Arterio-venous Fistula Clinical Trial
Official title:
End-to-side Versus Side-to-side Anastomosis With Distal Vein Ligation for Arteriovenous Fistula Creation: a Randomized Controlled Study
End-stage renal disease (ESRD) arises from many heterogeneous disease pathways that alter the function and structure of the kidney irreversibly, over months or years.End-stage renal disease (ESRD) arises from many heterogeneous disease pathways that alter the function and structure of the kidney irreversibly, over months or years. Haemodialysis (HD) is a lifeline therapy for patients with ESRD. Our study to compare methods of AVF creation, side to side and end to side . This randomized controlled trial .

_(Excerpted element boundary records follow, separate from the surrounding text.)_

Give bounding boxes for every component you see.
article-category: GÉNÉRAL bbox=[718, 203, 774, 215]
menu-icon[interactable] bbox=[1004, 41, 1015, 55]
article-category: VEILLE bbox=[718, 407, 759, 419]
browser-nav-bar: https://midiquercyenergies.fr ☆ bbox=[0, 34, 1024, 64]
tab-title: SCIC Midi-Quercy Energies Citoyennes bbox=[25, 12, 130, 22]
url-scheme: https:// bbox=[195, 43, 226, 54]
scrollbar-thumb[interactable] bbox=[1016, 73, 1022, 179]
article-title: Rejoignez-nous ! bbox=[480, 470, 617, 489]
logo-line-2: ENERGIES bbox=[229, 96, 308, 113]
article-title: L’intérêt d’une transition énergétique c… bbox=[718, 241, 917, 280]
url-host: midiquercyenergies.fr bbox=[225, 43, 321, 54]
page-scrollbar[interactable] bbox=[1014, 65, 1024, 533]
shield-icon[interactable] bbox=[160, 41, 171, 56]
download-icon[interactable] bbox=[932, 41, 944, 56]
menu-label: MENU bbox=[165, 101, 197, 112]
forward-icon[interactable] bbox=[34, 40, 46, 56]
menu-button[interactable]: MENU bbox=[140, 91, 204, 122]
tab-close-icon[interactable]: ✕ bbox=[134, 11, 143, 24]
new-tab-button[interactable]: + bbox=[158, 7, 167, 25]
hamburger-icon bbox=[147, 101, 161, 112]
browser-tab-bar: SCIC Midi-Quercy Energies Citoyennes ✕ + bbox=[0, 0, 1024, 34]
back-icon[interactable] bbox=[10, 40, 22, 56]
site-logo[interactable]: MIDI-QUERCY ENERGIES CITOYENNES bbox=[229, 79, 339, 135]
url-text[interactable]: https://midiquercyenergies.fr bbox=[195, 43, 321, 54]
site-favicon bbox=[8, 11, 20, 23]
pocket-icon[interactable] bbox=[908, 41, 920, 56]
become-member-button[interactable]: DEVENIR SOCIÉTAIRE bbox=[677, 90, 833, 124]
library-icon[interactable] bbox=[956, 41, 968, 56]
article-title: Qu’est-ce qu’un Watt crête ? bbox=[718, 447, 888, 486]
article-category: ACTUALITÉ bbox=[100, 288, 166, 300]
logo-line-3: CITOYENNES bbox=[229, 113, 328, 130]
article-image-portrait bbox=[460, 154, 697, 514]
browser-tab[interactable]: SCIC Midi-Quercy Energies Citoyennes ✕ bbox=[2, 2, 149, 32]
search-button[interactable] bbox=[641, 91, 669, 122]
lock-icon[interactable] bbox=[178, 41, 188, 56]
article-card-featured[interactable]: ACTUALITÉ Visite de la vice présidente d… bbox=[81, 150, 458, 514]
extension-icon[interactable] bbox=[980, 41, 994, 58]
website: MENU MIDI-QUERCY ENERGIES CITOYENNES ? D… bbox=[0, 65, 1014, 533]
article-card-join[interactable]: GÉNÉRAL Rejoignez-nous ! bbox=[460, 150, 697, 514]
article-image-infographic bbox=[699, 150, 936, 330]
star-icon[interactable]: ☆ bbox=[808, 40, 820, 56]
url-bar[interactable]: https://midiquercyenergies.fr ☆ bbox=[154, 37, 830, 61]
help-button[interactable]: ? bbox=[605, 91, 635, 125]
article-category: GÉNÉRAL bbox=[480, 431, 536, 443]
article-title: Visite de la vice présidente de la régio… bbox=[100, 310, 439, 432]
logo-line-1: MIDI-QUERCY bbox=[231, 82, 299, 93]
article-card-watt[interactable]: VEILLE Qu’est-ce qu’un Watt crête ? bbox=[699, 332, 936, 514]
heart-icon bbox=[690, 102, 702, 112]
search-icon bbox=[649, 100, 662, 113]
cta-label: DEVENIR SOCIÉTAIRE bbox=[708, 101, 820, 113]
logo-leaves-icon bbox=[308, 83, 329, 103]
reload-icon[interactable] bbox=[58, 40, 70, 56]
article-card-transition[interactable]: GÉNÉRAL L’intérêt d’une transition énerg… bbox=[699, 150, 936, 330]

End-to-side versus side-to-side anastomosis with distal vein ligation for arteriovenous
fistula creation: A prospective randomized controlled study
Introduction: Arteriovenous fistula (AVF) is the lifeline for patients with chronic renal
failure on hemodialysis. The international guidelines recommend patient's referral for access
replacement 6 months prior to predicted hemodialysis. The sites being preferred for access
replacement are distal arm AVF, proximal arm AVF, basilic vein transposition or graft
insertion, respectively (1) Meticulous preoperative assessment and patient selection play
great role in achieving functioning AVF with long term patency. AVF maintenance always
requires multi-disciplinary approach, with surgeons, nephrologist, dialysis nurses and the
patients themselves working hand in hand. Any break in this circle will lead to failure of
the AVF, and consequently, failure of hemodialysis. Surgical technique is of paramount
importance for long term patency of AVF. There is an ongoing debate about the best technique
to do the anastomosis between the artery and the vein; end to side, or side to side. This
issue was addressed by very few randomized controlled studies (2,3,4).

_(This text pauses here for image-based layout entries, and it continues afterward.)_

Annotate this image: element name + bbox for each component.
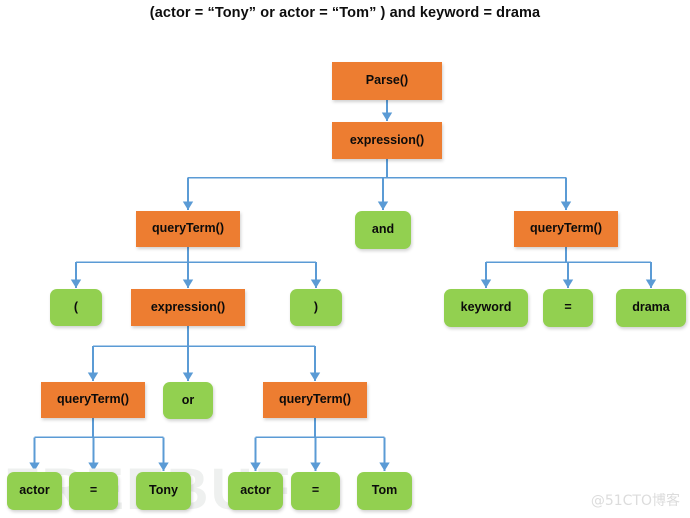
node-eq_right[interactable]: = xyxy=(543,289,593,327)
node-label: Parse() xyxy=(365,73,409,88)
node-actor1[interactable]: actor xyxy=(7,472,62,510)
node-label: actor xyxy=(19,483,50,498)
node-label: Tom xyxy=(371,483,398,498)
node-label: queryTerm() xyxy=(151,221,224,236)
node-label: actor xyxy=(240,483,271,498)
node-eq2[interactable]: = xyxy=(291,472,340,510)
node-expr_root[interactable]: expression() xyxy=(332,122,442,159)
node-qt_right[interactable]: queryTerm() xyxy=(514,211,618,247)
node-label: or xyxy=(181,392,195,407)
node-label: expression() xyxy=(150,299,226,314)
node-label: = xyxy=(89,483,98,498)
node-lparen[interactable]: ( xyxy=(50,289,102,326)
node-tony[interactable]: Tony xyxy=(136,472,191,510)
node-actor2[interactable]: actor xyxy=(228,472,283,510)
node-label: = xyxy=(564,300,572,315)
node-label: keyword xyxy=(460,300,512,315)
diagram-title: (actor = “Tony” or actor = “Tom” ) and k… xyxy=(149,5,541,21)
node-or[interactable]: or xyxy=(163,382,213,419)
node-label: queryTerm() xyxy=(56,392,129,407)
node-qt_left[interactable]: queryTerm() xyxy=(136,211,240,247)
node-expr_inner[interactable]: expression() xyxy=(131,289,245,326)
node-label: ( xyxy=(73,299,79,314)
node-drama[interactable]: drama xyxy=(616,289,686,327)
node-qt_ll[interactable]: queryTerm() xyxy=(41,382,145,418)
node-label: queryTerm() xyxy=(529,221,602,236)
node-tom[interactable]: Tom xyxy=(357,472,412,510)
node-parse[interactable]: Parse() xyxy=(332,62,442,100)
node-label: ) xyxy=(313,299,319,314)
node-rparen[interactable]: ) xyxy=(290,289,342,326)
node-label: queryTerm() xyxy=(278,392,351,407)
node-label: = xyxy=(311,483,320,498)
node-label: and xyxy=(371,222,395,237)
node-qt_lr[interactable]: queryTerm() xyxy=(263,382,367,418)
node-label: Tony xyxy=(149,483,178,498)
parse-tree-diagram: FREEBUF (actor = “Tony” or actor = “Tom”… xyxy=(0,0,690,518)
node-label: expression() xyxy=(349,132,425,147)
node-keyword[interactable]: keyword xyxy=(444,289,528,327)
node-eq1[interactable]: = xyxy=(69,472,118,510)
site-watermark: @51CTO博客 xyxy=(590,493,680,509)
node-label: drama xyxy=(632,300,670,315)
node-and[interactable]: and xyxy=(355,211,411,249)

Aim of the study: To compare the results of both surgical techniques for creation of
arteriovenous anastomosis; End vein to side artery (ETS) versus Side vein to side artery
(STS).
Patients and Methods
- Study location: Study protocol will be submitted for approval by Mansoura medical
research ethics committee, faculty of medicine, Mansoura University.
- Study design: This is Prospective Randomized controlled trials that is going to be
conducted at in department of vascular surgery Mansoura University Hospitals
- Time of study: The study will be conducted during the year 2017-2019.

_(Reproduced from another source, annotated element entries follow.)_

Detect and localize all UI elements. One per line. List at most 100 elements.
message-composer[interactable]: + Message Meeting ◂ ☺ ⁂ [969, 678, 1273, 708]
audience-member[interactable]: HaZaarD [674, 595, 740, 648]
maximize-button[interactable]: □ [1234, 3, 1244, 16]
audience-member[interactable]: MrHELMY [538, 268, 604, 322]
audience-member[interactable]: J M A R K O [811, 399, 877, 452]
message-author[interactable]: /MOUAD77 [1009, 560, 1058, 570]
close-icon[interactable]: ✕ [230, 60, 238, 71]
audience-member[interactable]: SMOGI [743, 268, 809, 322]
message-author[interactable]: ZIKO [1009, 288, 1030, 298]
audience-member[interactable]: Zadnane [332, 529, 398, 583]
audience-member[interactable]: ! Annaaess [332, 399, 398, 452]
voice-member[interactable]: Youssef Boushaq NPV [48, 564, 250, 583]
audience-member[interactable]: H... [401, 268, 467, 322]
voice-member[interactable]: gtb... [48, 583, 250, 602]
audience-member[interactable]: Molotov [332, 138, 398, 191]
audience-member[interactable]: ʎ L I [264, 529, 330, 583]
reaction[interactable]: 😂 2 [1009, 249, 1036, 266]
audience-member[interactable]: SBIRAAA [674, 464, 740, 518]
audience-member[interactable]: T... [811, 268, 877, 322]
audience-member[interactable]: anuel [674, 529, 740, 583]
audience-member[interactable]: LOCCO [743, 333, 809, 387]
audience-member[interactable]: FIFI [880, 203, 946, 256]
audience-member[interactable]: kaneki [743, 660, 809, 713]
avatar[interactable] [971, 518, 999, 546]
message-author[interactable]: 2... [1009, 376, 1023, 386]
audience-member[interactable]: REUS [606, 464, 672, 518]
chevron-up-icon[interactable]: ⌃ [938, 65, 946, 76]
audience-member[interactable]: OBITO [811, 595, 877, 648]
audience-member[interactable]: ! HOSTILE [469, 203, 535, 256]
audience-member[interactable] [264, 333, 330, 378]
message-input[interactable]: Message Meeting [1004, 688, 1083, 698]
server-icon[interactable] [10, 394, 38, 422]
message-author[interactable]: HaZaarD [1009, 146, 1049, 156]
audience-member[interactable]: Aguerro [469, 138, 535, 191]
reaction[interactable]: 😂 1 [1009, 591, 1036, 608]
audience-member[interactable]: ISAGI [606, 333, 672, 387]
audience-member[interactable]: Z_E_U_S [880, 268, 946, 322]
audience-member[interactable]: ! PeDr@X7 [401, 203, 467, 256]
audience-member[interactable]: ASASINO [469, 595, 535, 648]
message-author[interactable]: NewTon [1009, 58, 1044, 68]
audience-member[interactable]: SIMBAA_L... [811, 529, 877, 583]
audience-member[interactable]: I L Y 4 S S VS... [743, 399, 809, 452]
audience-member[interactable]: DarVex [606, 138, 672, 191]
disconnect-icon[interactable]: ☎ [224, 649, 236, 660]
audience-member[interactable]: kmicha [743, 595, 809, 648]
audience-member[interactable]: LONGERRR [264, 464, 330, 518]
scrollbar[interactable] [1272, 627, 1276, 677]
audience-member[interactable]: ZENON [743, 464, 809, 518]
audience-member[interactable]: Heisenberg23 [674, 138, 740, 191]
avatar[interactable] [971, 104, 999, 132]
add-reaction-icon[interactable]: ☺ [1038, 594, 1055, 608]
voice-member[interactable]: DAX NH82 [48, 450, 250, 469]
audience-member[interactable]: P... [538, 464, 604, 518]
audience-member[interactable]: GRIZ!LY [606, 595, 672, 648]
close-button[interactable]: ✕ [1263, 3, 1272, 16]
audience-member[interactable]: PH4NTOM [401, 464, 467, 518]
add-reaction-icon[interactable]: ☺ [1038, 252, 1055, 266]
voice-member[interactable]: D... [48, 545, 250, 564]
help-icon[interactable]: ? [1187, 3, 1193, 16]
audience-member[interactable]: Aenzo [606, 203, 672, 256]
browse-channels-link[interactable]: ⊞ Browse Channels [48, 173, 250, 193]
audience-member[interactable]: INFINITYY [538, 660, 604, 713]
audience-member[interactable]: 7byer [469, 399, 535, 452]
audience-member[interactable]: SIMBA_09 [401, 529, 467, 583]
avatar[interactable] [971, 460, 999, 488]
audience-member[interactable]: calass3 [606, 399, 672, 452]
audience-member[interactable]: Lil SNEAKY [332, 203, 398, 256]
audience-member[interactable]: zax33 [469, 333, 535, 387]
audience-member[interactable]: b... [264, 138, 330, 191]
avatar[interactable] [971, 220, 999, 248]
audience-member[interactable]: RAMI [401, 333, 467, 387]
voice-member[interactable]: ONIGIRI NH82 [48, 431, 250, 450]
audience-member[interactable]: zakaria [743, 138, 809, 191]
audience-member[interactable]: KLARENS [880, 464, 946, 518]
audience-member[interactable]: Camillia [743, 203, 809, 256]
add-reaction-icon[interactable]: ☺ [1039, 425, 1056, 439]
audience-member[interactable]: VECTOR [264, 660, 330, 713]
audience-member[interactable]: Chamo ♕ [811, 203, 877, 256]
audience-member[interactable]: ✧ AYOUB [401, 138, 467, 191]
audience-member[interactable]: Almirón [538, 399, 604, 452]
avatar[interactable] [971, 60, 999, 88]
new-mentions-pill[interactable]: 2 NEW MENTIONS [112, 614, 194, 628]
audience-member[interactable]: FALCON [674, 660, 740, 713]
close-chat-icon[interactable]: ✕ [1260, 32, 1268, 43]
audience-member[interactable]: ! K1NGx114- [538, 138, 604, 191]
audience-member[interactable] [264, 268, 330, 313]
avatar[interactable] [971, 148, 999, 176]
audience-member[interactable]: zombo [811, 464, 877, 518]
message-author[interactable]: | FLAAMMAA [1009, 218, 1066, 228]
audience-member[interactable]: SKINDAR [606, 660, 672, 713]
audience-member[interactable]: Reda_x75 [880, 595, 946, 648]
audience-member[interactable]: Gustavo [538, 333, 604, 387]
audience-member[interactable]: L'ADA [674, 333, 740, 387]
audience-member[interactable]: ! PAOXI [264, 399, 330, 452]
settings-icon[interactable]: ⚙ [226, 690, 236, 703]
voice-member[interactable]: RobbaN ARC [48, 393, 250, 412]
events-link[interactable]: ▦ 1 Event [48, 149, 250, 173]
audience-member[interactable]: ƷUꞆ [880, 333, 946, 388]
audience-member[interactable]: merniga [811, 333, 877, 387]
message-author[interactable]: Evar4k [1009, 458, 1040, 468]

- Study population: Study population will be on Patients referred to Vascular surgery
department for creation of Hemodialysis access. Patients will be advised to undergo
elective surgery for AVF once their renal Glomerular Filtration Rate Estimated (eGFR) is
less than 15 ml/min.
- Inclusion criteria: All renal failure patients requiring creation of arm AVF, including
distal Radio-cephalic, Ulno-basilic, proximal brachio-cephalic or brachio-basilic
configurations
- Exclusion criteria: Revision AVF, Synthetic graft AVF or lower limb AVF, Patients with
absent distal pulses and chronic ischemia of the upper limb and Recent cannulation of
puncture of the vein within 2 weeks before its use in AVF creation.
- Primary End Point: Primary patency of Arterio-venous Fistula and Functional Maturation,
ready fistula for cannulation, vein length at least 10 cm, diameter more than 6 mm,
depth not more than 6 mm and ability of the access to deliver a flow rate 350 to
400ml/min and maintain dialysis for 4 hours.
- Secondary End Points: Secondary patency, Complication rate failure of maturation,
bleeding, infection, steel syndrome and aneurysmal dilatation at anastomosis site
- Target number for recruitment: 50 patients in each group.
- Pre-operative assessment: All patients will undergo clinical assessment as well as
routine duplex scan for marking of artery and a patent vein suitable for creation of
AVF, with a minimum vein diameter of 2.5 mm for distal fistula and 3 mm for proximal
ones.
- Method of Randomization: Computer based randomization.
- Surgical technique: Patients can have the procedure under general, local anesthetic or
regional block according to suitability and patients' preference. Mobilization of the
suitable artery and vein, creation of fistula using 6/0 prolene for anastomosis in
continuous sutures, either ETS or STS with ligation of the distal end of the vein.
Arteriotomy size will range from 7 to 10 mm for proximal AVF and from 12 to 15 mm for
distal AVF, according to the size of the artery.
- Sites sharing in the study: Mansoura University Hospital
- Post-operative follow-up: Review in clinic on day 6, week 6, months 3 & 6, Duplex scan
for assessment of flow in 6 weeks, 3 and 6 months.
Statistical analysis: The data was analyzed using Statistical Package for the Social
Sciences. The Significant difference between the flow rate volume in both groups (continuous
variable) will be verified by a two-sample test between the two groups. The data analyzed
using Cochrane and ANOVA test. Categorical demographic variables were expressed as a
proportion of the population and compared with a two-tailed Fisher's exact test.